Diller, chairman of Expedia for nearly two decades, began with what appeared to be an off-the-cuff opening statement that reflected his optimism for the company in the wake of its recent executive shuffle. He’s spent the past two months “on the ground” with Expedia leadership, learning the ins and outs of the business, and figuring out what needs to change.
The 78-year-old shared something he heard recently that has “rang in my ears.” It was an anecdote that in Seattle, for employees at Amazon the work-life balance mantra was “all work and no life,” whereas at Expedia it was “all life and no work.”
“Now that’s an enormous exaggeration. We’ve got wonderful people in the business and this is not damning our employees,” Diller said. “But for several years we really lost clarity and discipline. So we’re changing a great deal. We’re stopping this too large complexity. We’re simplifying our strategy. We’re stopping doing dumb things and starting to do what we think are good things.”

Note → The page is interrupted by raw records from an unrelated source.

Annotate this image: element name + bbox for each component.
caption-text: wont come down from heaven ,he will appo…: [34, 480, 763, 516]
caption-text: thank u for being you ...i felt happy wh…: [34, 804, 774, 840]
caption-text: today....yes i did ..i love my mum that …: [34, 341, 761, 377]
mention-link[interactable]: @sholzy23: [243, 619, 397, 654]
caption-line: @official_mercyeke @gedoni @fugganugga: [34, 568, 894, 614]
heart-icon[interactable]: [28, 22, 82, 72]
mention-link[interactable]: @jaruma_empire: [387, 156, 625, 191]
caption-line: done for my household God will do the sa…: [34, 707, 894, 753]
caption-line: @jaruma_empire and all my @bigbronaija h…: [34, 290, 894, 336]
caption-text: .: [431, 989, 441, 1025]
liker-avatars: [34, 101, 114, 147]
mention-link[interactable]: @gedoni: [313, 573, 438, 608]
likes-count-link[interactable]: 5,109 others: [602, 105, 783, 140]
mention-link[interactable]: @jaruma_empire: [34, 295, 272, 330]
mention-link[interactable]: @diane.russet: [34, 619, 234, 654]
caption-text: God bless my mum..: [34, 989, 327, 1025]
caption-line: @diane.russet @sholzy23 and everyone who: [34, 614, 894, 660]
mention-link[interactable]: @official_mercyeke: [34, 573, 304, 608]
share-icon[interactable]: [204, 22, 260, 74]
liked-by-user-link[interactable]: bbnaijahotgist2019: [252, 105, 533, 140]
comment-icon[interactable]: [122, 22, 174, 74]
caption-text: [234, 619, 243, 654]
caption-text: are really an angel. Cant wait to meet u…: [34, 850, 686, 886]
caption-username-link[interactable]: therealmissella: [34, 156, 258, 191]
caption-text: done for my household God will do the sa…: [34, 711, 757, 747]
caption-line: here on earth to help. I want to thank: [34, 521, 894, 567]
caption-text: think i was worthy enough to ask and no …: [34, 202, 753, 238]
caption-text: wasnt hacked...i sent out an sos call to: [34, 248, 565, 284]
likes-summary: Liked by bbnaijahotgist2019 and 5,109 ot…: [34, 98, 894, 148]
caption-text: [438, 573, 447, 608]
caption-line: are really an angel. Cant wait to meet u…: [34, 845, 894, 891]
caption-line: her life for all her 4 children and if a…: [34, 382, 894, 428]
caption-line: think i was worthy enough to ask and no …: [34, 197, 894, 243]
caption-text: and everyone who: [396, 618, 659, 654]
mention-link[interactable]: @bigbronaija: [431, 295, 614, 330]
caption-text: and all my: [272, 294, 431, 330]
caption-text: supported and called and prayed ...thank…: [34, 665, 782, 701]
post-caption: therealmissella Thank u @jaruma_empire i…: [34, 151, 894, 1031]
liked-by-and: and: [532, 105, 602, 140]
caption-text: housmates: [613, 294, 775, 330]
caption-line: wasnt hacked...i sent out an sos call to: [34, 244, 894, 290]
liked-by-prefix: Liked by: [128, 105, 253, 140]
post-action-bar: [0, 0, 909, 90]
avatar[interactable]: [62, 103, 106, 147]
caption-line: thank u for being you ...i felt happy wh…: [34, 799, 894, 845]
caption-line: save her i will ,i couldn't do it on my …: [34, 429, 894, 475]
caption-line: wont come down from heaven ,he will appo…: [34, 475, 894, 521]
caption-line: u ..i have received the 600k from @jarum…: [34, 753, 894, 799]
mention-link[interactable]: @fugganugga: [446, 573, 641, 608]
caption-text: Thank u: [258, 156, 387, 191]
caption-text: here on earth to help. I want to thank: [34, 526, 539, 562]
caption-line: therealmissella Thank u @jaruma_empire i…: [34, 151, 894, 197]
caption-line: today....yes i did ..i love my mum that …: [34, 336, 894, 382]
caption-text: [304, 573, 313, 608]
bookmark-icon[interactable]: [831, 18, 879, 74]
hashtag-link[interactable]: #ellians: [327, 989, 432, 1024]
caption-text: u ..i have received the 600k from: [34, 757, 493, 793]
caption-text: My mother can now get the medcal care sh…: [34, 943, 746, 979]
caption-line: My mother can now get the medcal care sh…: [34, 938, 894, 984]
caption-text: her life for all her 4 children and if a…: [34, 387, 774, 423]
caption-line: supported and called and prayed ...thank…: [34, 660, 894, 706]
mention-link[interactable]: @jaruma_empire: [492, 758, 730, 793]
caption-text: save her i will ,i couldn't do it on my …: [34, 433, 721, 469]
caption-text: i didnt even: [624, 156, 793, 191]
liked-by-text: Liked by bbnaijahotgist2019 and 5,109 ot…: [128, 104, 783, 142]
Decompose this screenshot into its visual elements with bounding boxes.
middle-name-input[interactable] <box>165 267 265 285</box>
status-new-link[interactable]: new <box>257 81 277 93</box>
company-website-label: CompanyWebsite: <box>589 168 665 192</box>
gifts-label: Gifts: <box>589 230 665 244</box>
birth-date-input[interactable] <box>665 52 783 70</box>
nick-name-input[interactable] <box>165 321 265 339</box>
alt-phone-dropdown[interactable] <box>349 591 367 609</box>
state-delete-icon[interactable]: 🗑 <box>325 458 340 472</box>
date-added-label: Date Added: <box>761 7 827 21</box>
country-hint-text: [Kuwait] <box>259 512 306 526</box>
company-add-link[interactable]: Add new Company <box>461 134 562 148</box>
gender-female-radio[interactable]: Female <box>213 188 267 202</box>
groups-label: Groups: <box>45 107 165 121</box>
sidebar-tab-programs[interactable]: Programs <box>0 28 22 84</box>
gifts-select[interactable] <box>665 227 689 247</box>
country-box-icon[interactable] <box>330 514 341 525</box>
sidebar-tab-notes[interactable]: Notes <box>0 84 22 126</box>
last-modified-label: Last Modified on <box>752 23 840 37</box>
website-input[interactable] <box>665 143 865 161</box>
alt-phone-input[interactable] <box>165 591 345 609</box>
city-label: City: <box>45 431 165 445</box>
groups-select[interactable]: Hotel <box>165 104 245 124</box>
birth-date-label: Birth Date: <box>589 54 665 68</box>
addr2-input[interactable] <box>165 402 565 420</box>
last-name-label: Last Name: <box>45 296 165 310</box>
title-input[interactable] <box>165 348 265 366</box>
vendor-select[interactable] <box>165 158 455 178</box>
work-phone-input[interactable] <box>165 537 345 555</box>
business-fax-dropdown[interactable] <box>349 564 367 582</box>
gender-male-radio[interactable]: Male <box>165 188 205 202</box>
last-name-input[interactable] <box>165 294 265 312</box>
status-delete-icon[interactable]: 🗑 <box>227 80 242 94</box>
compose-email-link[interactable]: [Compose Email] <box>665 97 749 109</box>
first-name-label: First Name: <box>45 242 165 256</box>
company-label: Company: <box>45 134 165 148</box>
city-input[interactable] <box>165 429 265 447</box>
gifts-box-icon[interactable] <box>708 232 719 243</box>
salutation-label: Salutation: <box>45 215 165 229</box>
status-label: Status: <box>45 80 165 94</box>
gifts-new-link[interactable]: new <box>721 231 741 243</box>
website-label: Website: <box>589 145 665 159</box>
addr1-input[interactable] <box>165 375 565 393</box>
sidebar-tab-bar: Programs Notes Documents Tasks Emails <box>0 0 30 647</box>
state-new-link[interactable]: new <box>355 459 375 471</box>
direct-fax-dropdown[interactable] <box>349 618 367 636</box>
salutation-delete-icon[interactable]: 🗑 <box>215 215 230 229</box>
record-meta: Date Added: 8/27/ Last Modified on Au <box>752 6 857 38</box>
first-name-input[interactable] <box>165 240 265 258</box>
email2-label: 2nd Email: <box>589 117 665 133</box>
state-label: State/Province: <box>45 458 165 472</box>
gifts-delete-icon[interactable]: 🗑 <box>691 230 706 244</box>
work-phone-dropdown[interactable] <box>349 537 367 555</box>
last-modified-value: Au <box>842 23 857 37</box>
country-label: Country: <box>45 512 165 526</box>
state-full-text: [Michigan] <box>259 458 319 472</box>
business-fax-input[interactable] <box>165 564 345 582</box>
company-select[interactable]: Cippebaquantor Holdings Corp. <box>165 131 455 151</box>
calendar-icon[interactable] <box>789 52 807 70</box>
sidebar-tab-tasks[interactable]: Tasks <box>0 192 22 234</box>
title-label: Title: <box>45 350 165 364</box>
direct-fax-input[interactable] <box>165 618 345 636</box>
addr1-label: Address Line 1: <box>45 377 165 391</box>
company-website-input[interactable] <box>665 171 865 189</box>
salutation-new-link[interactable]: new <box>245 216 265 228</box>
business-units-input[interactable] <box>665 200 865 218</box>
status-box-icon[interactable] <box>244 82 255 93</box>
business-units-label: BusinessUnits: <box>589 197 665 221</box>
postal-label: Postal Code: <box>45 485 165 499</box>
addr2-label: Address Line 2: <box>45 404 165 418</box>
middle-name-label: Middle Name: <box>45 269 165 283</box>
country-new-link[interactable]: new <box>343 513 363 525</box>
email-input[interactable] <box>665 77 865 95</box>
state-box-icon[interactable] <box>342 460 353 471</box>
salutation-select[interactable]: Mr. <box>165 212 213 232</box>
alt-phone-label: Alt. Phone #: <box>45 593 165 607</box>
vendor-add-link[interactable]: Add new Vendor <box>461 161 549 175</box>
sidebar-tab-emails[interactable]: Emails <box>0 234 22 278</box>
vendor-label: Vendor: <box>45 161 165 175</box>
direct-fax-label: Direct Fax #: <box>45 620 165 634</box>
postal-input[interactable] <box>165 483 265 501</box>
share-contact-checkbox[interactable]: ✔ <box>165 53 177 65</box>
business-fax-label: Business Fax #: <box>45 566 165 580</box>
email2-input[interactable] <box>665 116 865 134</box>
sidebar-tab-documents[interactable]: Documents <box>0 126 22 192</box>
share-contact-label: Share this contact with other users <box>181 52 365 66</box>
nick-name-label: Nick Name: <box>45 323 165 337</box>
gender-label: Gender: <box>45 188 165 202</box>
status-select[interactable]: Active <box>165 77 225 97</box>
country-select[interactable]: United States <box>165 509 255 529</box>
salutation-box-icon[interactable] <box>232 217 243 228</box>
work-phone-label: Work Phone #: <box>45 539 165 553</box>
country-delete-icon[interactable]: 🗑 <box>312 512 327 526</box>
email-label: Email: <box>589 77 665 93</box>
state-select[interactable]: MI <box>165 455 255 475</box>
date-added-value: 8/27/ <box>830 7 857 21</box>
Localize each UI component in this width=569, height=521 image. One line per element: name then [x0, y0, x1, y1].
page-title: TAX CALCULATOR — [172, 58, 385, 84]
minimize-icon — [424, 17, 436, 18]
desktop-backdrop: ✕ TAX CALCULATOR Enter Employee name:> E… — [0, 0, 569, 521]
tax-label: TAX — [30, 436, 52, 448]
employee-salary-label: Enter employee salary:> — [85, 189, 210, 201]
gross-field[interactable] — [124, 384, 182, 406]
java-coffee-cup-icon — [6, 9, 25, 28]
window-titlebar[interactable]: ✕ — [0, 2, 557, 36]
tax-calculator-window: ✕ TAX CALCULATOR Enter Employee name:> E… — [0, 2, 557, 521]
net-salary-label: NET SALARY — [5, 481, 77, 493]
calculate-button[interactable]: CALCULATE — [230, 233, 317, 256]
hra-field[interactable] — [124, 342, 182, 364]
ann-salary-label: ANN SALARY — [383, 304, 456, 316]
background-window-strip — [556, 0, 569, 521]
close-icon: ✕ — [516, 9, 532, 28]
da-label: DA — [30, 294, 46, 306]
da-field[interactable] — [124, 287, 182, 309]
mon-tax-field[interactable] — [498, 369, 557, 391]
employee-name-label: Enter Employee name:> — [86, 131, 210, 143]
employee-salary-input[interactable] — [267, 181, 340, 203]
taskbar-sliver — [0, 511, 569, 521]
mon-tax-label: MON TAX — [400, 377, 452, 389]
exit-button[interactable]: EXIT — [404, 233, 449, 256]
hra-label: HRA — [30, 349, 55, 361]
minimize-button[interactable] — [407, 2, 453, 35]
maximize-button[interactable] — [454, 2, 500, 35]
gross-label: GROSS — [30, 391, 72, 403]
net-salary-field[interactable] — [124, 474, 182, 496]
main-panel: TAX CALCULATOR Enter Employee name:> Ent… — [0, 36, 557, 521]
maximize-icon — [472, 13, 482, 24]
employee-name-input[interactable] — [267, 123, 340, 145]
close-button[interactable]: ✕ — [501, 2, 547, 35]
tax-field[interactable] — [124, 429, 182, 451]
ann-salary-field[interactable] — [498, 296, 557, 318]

Added Kern, who was also on the call: “We’ve learned a ton in the last two months. We’ve seen some great people and great things. And we’ve seen a fair bit of wasted energy and calories going into things that may not have promise, and may not get us to the promised land. And certainly we have not learned and been agile enough and willing to say no to things and willing to acknowledge failure when it happens.”